A second strategy consists of encoding more than one qubit in each particle, by exploiting differentdegrees of freedom (DOFs) of the photon such as the polarization, the path, the emission time. Hyperentanglement corresponds exactly to entangle two particles in different DOFs.
The most important experiments dealing with hyperentangled states of two photons are:
  1. The generation of particular families of high-dimensional multi-qubit quantum states. In fact, by manipulating the hyperentangled states it has been possible to engineer optical sources for 4- and 6-qubit Cluster states [3] and for 4-qubit Phased Dicke states [5]. While the former have been used to implement QI protocols [1,4], by the second type of states it was possible to study the resilience of entanglement to the noise [5].

  2. The realization of a versatile source for 2-qubit mixed states, obtained by tracing out the path DOF in the 4-qubit HE state. This source has been used to study extremal quantum correlations by using quantum discord [6].

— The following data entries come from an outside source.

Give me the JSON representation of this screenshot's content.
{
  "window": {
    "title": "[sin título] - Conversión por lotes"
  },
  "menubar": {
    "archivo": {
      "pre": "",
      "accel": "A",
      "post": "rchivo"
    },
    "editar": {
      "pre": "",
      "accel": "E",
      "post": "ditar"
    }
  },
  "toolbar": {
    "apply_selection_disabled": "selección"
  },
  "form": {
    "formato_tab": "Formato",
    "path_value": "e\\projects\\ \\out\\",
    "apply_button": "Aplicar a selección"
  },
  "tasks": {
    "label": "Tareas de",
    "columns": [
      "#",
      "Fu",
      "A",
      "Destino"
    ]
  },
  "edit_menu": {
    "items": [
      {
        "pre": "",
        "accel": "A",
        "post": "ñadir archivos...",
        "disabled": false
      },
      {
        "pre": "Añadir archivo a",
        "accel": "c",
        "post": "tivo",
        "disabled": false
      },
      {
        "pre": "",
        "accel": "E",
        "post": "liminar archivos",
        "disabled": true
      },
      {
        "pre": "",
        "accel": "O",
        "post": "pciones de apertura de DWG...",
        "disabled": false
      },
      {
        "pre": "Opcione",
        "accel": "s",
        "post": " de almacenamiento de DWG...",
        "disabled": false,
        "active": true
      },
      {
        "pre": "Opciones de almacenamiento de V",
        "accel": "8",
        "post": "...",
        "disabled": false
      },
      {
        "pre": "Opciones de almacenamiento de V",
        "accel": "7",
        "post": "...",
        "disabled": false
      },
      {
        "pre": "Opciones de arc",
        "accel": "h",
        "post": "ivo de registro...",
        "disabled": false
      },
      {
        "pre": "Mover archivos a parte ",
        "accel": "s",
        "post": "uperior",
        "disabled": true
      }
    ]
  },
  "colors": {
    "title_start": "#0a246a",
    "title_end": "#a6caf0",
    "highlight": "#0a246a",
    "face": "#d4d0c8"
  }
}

  3. The first experimental implementation of an optimal protocol for the characterization of a single-qubit noisy channel [7].
Next development deals with three main topics:
  1. Experimental study of Non-Markovian dynamics based on low-dimensional quantum states (i.e. 3-qubit)

  2. Development of higher-dimension quantum photon states (up to 8-qubit)

  3. Miniaturization of the existing bulk experiments by exploiting the quantum integrated circuits.